Twitter, as we know, is a highly popular social networking and micro-blogging service used by millions worldwide. Each status or tweet as we call it is a 140 character text message. Registered users can read and post tweets, but unregistered users can only view them. Text mining and sentiment analysis are some of the hottest topics in the analytics domain these days. Analysts are always looking to crunch thousands of tweets to gain insights on different topics, be it popular sporting events such as the FIFA World Cup or to know when the next product is going to be launched by Apple.

Today, we are going to see how we can build a web app for doing sentiment analysis of tweets using R, the most popular statistical language. For building the front end, we are going to be using the ’Shiny’ package to make our life easier and we will be running R code in the backend for getting tweets from twitter and analyzing their sentiment.

The first step would be to establish an authorized connection with Twitter for getting tweets based on different search parameters. For doing that, you can follow the steps mentioned in this document which includes the R code necessary to achieve that:

After obtaining a connection, the next step would be to use the ‘shiny’ package to develop our app. This is a web framework for R, developed by RStudio. Each app contains a server file ( server.R ) for the backend computation and a user interface file ( ui.R ) for the frontend user interface. You can get the code for the app from my github repository here which is fairly well documented but I will explain the main features anyway.

The first step would be to develop the UI of the application, you can take a look at the ui.R file, we have a left sidebar, where we take input from the user in two text fields for either twitter hashtags or handles for comparing the sentiment. We also create a slider for selecting the number of tweets we want to retrieve from twitter. The right panel consists of four tabs, here we display the sentiment plots, word clouds and raw tweets for both the entities in respective tabs as shown below.

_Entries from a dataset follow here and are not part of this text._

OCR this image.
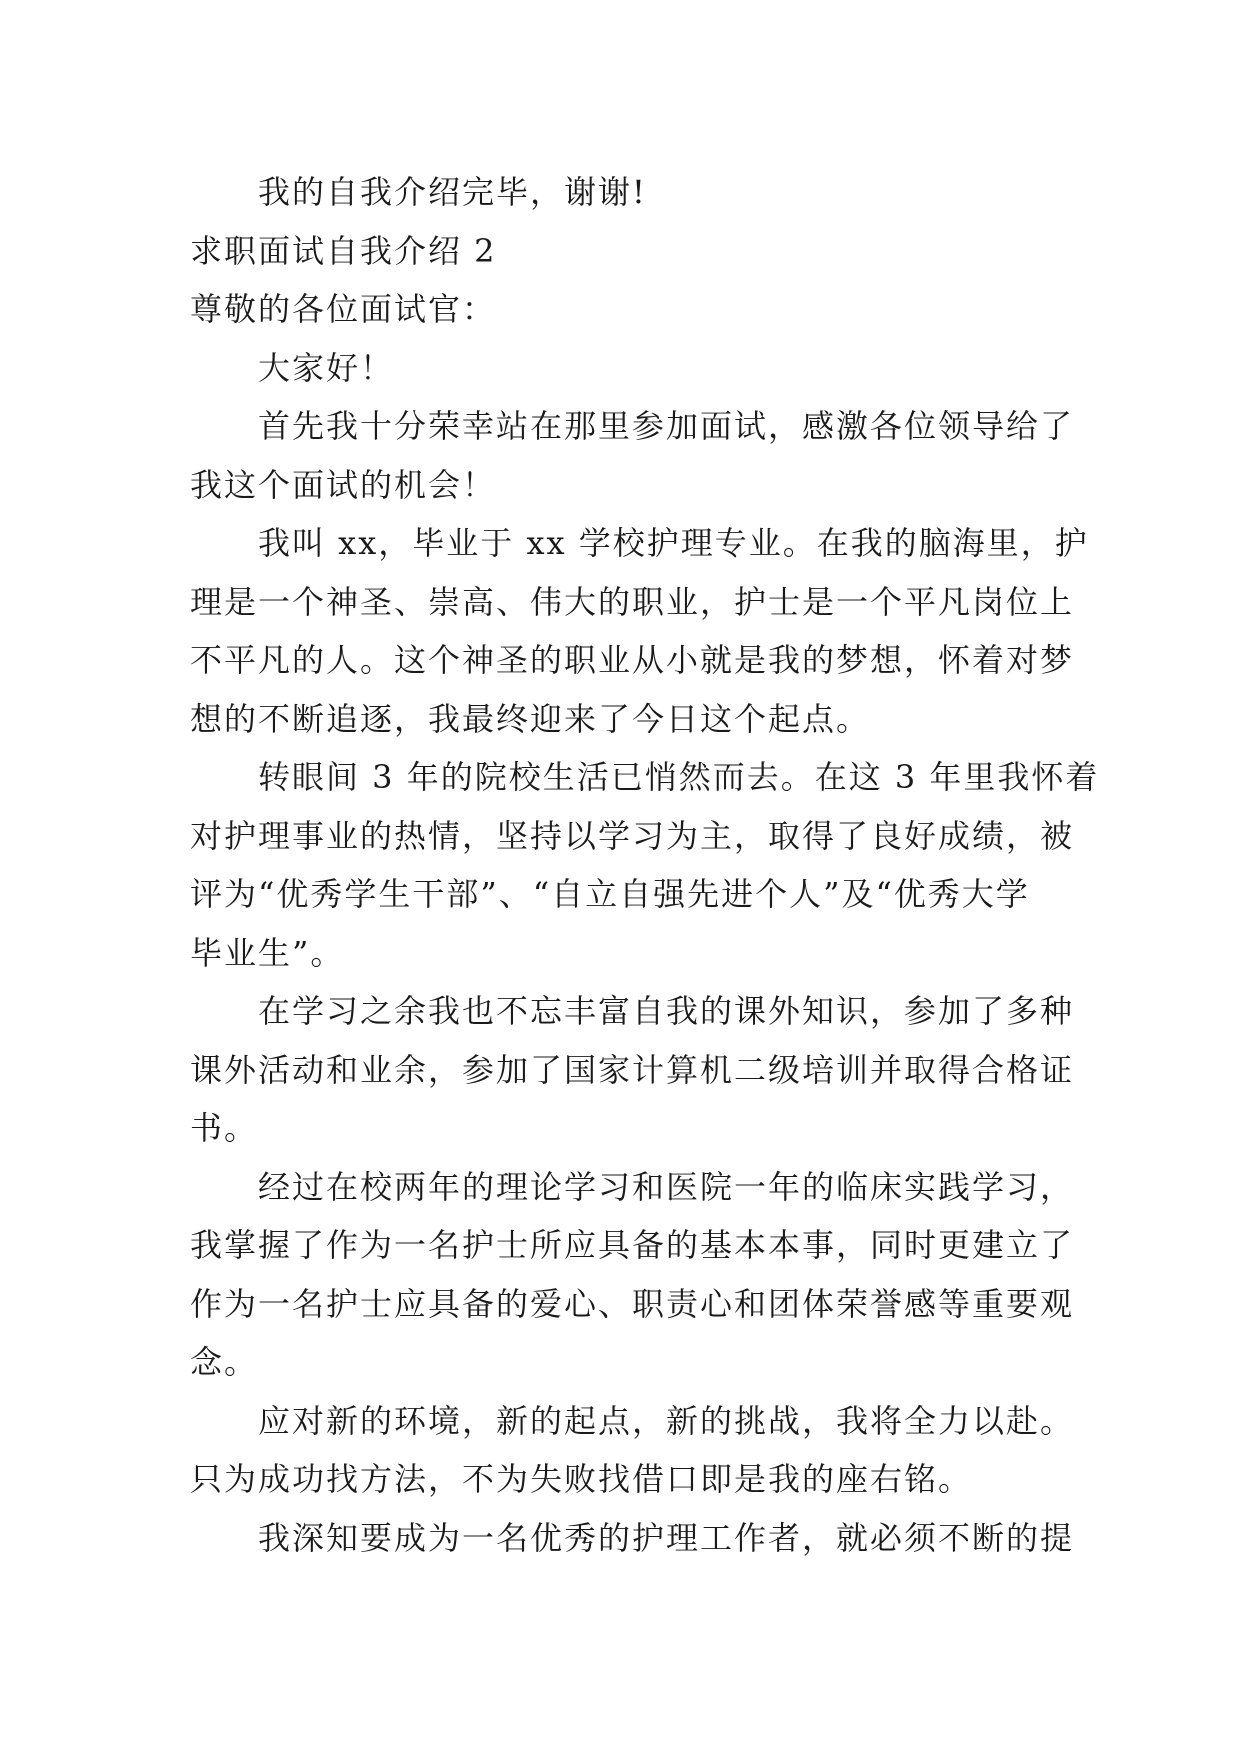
我的自我介绍完毕，谢谢!
求职面试自我介绍 2
尊敬的各位面试官：
大家好！
首先我十分荣幸站在那里参加面试，感激各位领导给了
我这个面试的机会！
我叫 xx，毕业于 xx 学校护理专业。在我的脑海里，护
理是一个神圣、崇高、伟大的职业，护士是一个平凡岗位上
不平凡的人。这个神圣的职业从小就是我的梦想，怀着对梦
想的不断追逐，我最终迎来了今日这个起点。
转眼间 3 年的院校生活已悄然而去。在这 3 年里我怀着
对护理事业的热情，坚持以学习为主，取得了良好成绩，被
评为“优秀学生干部”、“自立自强先进个人”及“优秀大学
毕业生”。
在学习之余我也不忘丰富自我的课外知识，参加了多种
课外活动和业余，参加了国家计算机二级培训并取得合格证
书。
经过在校两年的理论学习和医院一年的临床实践学习，
我掌握了作为一名护士所应具备的基本本事，同时更建立了
作为一名护士应具备的爱心、职责心和团体荣誉感等重要观
念。
应对新的环境，新的起点，新的挑战，我将全力以赴。
只为成功找方法，不为失败找借口即是我的座右铭。
我深知要成为一名优秀的护理工作者，就必须不断的提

Coming to the back end, remember to also copy the two dictionary files, ‘negative_words.txt’ and ‘positive_words.txt’ from the repository because we will be using them for analyzing and scoring terms from tweets. On taking a close look at the server.R file, you can notice the following operations taking place.

– The ‘TweetFrame’ function sends the request query to Twitter, retrieves the tweets and aggregates it into a data frame.
– The ‘CleanTweets’ function runs a series of regexes to clean tweets and extract proper words from them.
– The ‘numoftweets’ function calculates the number of tweets.
– The ‘wordcloudentity’ function creates the word clouds from the tweets.
– The ‘sentimentalanalysis’ and ‘score.sentiment’ functions performs the sentiment analysis for the tweets.

These functions are called in reactive code segments to enable the app to react instantly to change in user input. The functions are documented extensively but I’ll explain the underlying concept for sentiment analysis and word clouds which are generated.

For word clouds, we get the text from all the tweets, remove punctuation and stop words and then form a term document frequency matrix and sort it in decreasing order to get the terms which occur the most frequently in all the tweets and then form a word cloud figure based on those tweets. An example obtained from the app is shown below for hashtags ’#thrilled’ and ’#frustrated’.





For sentiment analysis, we use Jeffrey Breen’s sentiment analysis algorithm cited here, where we clean the tweets, split tweets into terms and compare them with our positive and negative dictionaries and determine the overall score of the tweet from the different terms. A positive score denoted positive sentiment, a score of 0 denotes neutral sentiment and a negative score denotes negative sentiment. A more extensive and advanced n-gram analysis can also be done but that story is for another day. An example obtained from the app is shown below for hashtags ’#thrilled’ and ’#frustrated’.




After getting the server and UI code, the next step is to deploy it in the server, we will be using ( server which allows you to host your R web apps free of charge. If you already have the code loaded up in RStudio, you can deploy it from there using the ‘deployApp()’ command.